I know my family is there for me and that they want to be there. There may be times where they are unsure of what to say or do, but they are there. And most importantly, I know it. Words can’t begin to even describe how much I appreciate my parents and all that they do. My brother? He’s the best brother a sister can have. Yes, there are times where he doesn’t understand or is confused by whats going on, but having an almost 14-year-old ask me if I need anything and tells me “I love you” before he goes to bed every night, I’m truly blessed to have him by my side. I wouldn’t not want him apart of my life, no matter what the circumstance may be. I mentioned in one of my earlier posts that he told my parents he doesn’t think the “old Katie” is ever coming back. He’s right. She’s not, but the Katie that does come out on the other side of this illness will be even better–in better health and in a better mind-set about whatever else comes her way. Even while sick, I try my hardest to be there for my family and those around me as much as possible. I never feel like I have to be there, I’m just there out of the goodness of my own heart.

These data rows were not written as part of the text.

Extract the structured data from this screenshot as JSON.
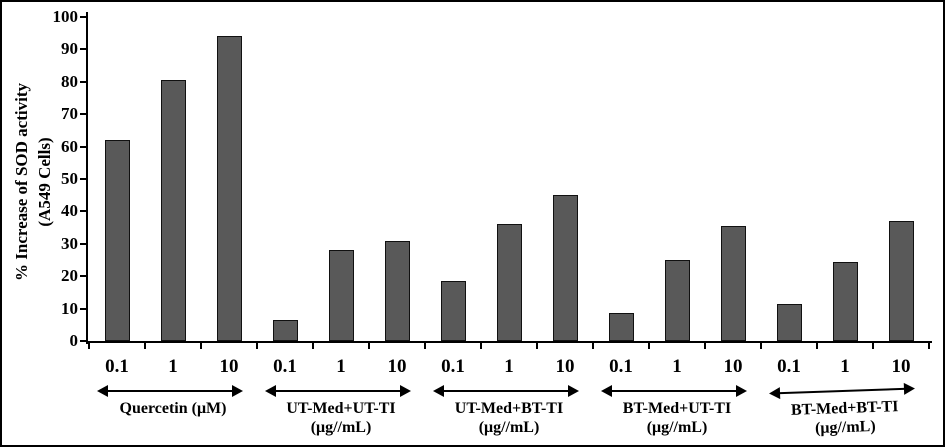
{
  "figure": {
    "background": "#ffffff",
    "border_color": "#000000",
    "text_color": "#000000"
  },
  "chart_data": {
    "type": "bar",
    "title": "",
    "ylabel_lines": [
      "% Increase of SOD activity",
      "(A549 Cells)"
    ],
    "ylim": [
      0,
      100
    ],
    "y_ticks": [
      0,
      10,
      20,
      30,
      40,
      50,
      60,
      70,
      80,
      90,
      100
    ],
    "grid": false,
    "legend": null,
    "bar_color": "#595959",
    "bar_border_color": "#111111",
    "groups": [
      {
        "label_lines": [
          "Quercetin (μM)"
        ],
        "categories": [
          "0.1",
          "1",
          "10"
        ],
        "values": [
          62,
          80.5,
          94
        ]
      },
      {
        "label_lines": [
          "UT-Med+UT-TI",
          "(μg//mL)"
        ],
        "categories": [
          "0.1",
          "1",
          "10"
        ],
        "values": [
          6.5,
          28,
          31
        ]
      },
      {
        "label_lines": [
          "UT-Med+BT-TI",
          "(μg//mL)"
        ],
        "categories": [
          "0.1",
          "1",
          "10"
        ],
        "values": [
          18.5,
          36,
          45
        ]
      },
      {
        "label_lines": [
          "BT-Med+UT-TI",
          "(μg//mL)"
        ],
        "categories": [
          "0.1",
          "1",
          "10"
        ],
        "values": [
          8.5,
          25,
          35.5
        ]
      },
      {
        "label_lines": [
          "BT-Med+BT-TI",
          "(μg//mL)"
        ],
        "categories": [
          "0.1",
          "1",
          "10"
        ],
        "values": [
          11.5,
          24.5,
          37
        ]
      }
    ]
  }
}
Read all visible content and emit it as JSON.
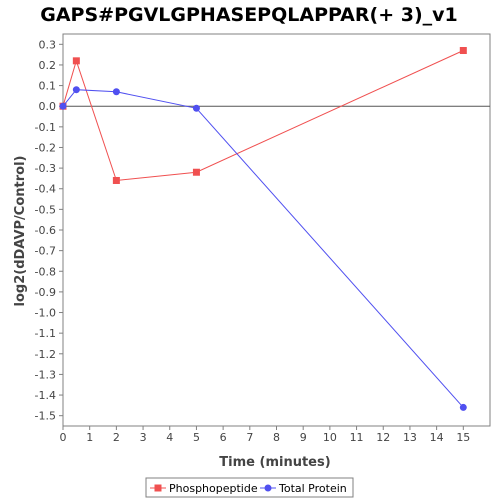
{
  "chart_data": {
    "type": "line",
    "title": "GAPS#PGVLGPHASEPQLAPPAR(+ 3)_v1",
    "xlabel": "Time (minutes)",
    "ylabel": "log2(dDAVP/Control)",
    "xlim": [
      0,
      16
    ],
    "ylim": [
      -1.55,
      0.35
    ],
    "x_ticks": [
      0,
      1,
      2,
      3,
      4,
      5,
      6,
      7,
      8,
      9,
      10,
      11,
      12,
      13,
      14,
      15
    ],
    "y_ticks": [
      0.3,
      0.2,
      0.1,
      0.0,
      -0.1,
      -0.2,
      -0.3,
      -0.4,
      -0.5,
      -0.6,
      -0.7,
      -0.8,
      -0.9,
      -1.0,
      -1.1,
      -1.2,
      -1.3,
      -1.4,
      -1.5
    ],
    "grid": false,
    "zero_line": true,
    "legend_position": "bottom",
    "series": [
      {
        "name": "Phosphopeptide",
        "color": "#f05050",
        "marker": "square",
        "x": [
          0,
          0.5,
          2,
          5,
          15
        ],
        "y": [
          0.0,
          0.22,
          -0.36,
          -0.32,
          0.27
        ]
      },
      {
        "name": "Total Protein",
        "color": "#5050f0",
        "marker": "circle",
        "x": [
          0,
          0.5,
          2,
          5,
          15
        ],
        "y": [
          0.0,
          0.08,
          0.07,
          -0.01,
          -1.46
        ]
      }
    ]
  }
}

Always have been, always will be.

 Currently, I’m trying to take down walls. I’m realizing that even when loved ones that you were once close with make you feel as if they no longer what you apart of their life, there are ones that actually want you to be apart of theirs. And have the chance to be there for you, too.

Accept help when it’s offered. Most importantly, don’t be afraid to ask, don’t be afraid to reach for someone’s hand. You don’t have to go this alone. And you shouldn’t. Something I need to start reminding myself.

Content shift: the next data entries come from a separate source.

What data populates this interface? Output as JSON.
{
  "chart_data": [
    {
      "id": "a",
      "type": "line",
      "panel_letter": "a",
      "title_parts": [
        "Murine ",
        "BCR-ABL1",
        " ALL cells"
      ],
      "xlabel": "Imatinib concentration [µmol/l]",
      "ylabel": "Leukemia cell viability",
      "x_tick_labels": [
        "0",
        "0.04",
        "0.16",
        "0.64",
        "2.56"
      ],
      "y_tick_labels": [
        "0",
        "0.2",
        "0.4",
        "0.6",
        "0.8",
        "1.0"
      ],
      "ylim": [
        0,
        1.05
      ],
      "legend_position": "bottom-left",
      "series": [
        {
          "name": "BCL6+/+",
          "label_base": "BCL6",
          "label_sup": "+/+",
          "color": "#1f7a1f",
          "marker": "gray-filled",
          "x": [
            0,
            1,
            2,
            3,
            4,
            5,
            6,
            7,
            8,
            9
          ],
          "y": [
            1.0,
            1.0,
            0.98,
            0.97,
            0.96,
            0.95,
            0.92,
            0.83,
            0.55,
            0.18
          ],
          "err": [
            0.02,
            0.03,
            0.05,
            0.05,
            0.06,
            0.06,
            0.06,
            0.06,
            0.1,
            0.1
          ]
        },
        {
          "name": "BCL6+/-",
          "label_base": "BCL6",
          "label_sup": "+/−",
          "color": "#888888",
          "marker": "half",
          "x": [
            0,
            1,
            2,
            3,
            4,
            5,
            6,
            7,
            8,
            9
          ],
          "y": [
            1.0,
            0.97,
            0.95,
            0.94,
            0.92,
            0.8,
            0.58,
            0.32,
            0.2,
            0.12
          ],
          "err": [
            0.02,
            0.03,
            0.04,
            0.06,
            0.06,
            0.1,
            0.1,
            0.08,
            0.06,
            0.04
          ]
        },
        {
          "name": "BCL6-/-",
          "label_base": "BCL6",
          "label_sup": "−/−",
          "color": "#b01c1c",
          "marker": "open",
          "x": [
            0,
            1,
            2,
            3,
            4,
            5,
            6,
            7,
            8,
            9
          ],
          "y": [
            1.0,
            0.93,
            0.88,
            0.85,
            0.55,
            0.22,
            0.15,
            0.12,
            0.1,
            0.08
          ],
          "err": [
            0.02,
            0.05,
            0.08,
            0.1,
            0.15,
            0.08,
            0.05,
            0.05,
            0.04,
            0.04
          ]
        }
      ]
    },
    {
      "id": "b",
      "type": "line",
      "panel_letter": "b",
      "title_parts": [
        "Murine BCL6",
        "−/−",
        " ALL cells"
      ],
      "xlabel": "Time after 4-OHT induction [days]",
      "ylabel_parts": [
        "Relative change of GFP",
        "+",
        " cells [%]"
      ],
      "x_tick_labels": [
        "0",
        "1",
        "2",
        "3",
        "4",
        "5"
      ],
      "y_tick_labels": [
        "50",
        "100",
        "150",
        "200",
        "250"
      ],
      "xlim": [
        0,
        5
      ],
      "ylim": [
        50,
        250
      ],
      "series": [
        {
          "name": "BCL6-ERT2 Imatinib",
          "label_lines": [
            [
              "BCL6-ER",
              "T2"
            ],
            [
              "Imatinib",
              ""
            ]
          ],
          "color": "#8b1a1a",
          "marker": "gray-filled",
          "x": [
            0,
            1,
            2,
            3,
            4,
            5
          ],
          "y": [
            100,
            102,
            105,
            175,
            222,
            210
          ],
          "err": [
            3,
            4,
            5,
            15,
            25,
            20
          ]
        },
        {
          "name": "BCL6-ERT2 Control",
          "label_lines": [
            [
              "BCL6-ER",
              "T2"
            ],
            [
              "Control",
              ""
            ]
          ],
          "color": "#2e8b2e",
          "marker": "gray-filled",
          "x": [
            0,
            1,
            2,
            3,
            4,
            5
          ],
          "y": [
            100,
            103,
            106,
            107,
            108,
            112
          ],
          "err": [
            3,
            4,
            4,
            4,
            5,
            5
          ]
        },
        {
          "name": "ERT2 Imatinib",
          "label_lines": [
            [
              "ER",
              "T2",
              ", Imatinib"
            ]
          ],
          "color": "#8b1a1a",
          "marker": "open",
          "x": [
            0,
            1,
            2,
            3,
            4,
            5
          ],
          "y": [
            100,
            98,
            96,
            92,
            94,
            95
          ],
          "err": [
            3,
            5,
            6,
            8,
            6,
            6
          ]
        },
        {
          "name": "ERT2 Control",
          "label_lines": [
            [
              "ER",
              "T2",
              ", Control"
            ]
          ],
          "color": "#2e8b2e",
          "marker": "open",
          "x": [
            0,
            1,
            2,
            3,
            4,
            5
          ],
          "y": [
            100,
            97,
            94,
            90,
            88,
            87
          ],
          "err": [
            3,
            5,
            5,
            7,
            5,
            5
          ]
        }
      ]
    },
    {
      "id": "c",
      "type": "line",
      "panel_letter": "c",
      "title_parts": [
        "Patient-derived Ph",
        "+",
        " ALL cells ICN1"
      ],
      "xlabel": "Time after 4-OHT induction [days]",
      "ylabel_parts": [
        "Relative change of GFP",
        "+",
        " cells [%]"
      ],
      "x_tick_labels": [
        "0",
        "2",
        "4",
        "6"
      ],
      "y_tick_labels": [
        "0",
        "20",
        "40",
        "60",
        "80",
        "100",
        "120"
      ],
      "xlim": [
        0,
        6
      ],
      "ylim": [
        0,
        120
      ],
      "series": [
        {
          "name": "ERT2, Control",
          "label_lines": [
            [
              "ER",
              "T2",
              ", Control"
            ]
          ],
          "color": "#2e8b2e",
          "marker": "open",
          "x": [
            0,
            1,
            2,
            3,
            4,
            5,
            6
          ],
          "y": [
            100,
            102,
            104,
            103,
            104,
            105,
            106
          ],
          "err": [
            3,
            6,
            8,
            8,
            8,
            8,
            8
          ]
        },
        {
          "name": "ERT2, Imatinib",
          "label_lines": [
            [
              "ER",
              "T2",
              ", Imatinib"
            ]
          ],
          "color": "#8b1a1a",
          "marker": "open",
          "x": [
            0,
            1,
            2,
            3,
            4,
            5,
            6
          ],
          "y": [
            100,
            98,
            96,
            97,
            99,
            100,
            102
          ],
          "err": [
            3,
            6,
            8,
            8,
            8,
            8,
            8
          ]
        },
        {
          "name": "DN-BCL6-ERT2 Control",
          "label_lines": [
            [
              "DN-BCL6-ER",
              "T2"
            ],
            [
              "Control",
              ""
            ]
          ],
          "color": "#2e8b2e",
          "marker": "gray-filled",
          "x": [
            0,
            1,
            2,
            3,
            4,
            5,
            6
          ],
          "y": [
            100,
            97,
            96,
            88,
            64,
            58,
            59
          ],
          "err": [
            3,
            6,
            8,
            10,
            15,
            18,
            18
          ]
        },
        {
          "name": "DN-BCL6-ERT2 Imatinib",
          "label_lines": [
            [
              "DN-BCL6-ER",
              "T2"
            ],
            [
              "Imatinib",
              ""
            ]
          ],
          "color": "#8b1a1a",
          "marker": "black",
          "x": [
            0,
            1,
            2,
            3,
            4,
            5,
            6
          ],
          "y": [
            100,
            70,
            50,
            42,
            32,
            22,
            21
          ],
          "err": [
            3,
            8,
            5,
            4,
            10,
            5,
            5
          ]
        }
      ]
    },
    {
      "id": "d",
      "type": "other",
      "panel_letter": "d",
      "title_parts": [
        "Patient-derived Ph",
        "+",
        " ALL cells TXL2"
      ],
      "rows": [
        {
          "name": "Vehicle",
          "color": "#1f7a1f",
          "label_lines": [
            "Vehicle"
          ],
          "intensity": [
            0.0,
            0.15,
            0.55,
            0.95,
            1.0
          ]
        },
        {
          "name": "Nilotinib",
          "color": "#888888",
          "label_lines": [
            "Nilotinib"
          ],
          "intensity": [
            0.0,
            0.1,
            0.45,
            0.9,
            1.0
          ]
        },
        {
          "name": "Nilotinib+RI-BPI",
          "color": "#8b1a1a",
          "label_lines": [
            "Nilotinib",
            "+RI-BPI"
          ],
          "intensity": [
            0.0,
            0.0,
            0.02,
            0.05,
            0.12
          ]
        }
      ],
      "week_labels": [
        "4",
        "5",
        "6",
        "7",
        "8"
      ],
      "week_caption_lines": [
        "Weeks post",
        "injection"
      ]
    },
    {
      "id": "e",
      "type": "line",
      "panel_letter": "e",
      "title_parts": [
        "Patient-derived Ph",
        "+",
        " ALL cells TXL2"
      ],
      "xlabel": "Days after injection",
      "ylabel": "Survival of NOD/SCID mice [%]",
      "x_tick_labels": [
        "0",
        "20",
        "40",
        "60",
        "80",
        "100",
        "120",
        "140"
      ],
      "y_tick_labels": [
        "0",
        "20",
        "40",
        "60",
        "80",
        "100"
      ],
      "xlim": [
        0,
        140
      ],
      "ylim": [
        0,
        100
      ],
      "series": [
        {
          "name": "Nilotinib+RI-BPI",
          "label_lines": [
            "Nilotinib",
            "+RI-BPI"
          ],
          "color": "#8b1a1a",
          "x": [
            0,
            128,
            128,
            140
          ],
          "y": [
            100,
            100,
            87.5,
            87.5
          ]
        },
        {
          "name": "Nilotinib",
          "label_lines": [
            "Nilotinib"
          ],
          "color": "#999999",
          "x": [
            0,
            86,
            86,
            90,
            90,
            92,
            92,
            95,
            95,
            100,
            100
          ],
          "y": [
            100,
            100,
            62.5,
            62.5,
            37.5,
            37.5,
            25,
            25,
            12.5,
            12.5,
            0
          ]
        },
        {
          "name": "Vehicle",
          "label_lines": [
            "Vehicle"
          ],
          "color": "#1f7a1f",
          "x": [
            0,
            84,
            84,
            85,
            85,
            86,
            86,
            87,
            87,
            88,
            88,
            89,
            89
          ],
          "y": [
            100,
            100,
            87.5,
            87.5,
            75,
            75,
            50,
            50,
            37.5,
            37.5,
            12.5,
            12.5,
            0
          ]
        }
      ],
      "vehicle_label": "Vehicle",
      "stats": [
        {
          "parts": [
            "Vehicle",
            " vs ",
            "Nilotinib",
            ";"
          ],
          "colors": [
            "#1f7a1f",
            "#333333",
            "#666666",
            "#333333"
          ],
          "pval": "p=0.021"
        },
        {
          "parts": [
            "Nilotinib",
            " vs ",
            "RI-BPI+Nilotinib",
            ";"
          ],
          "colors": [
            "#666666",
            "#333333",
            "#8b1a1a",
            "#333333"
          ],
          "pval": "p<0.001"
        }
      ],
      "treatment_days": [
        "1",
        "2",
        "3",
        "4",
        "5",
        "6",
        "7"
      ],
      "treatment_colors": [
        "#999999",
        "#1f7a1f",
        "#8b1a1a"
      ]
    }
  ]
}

Healing thoughts and prayers to all-

Kate

Seeing The Good: Day 17 & 18

Some days, there’s no escaping the pain. The dreaded ache and hurt, pulsating throughout your body, head to toe. On days like this, the only emotion you’re able to express is fear. You’re scared, you feel the pain will never end, and you’re just completely overcome by tears.

Relief will come, relief will come.

It’s hard to explain our pain to others. Not only is it difficult to describe, but that’s just it; it’s indescribable. Remember to be eternally grateful for those around you that continue to remain by your side, even if there’s no communication involved, just tears. “Tears are words the heart can’t express.”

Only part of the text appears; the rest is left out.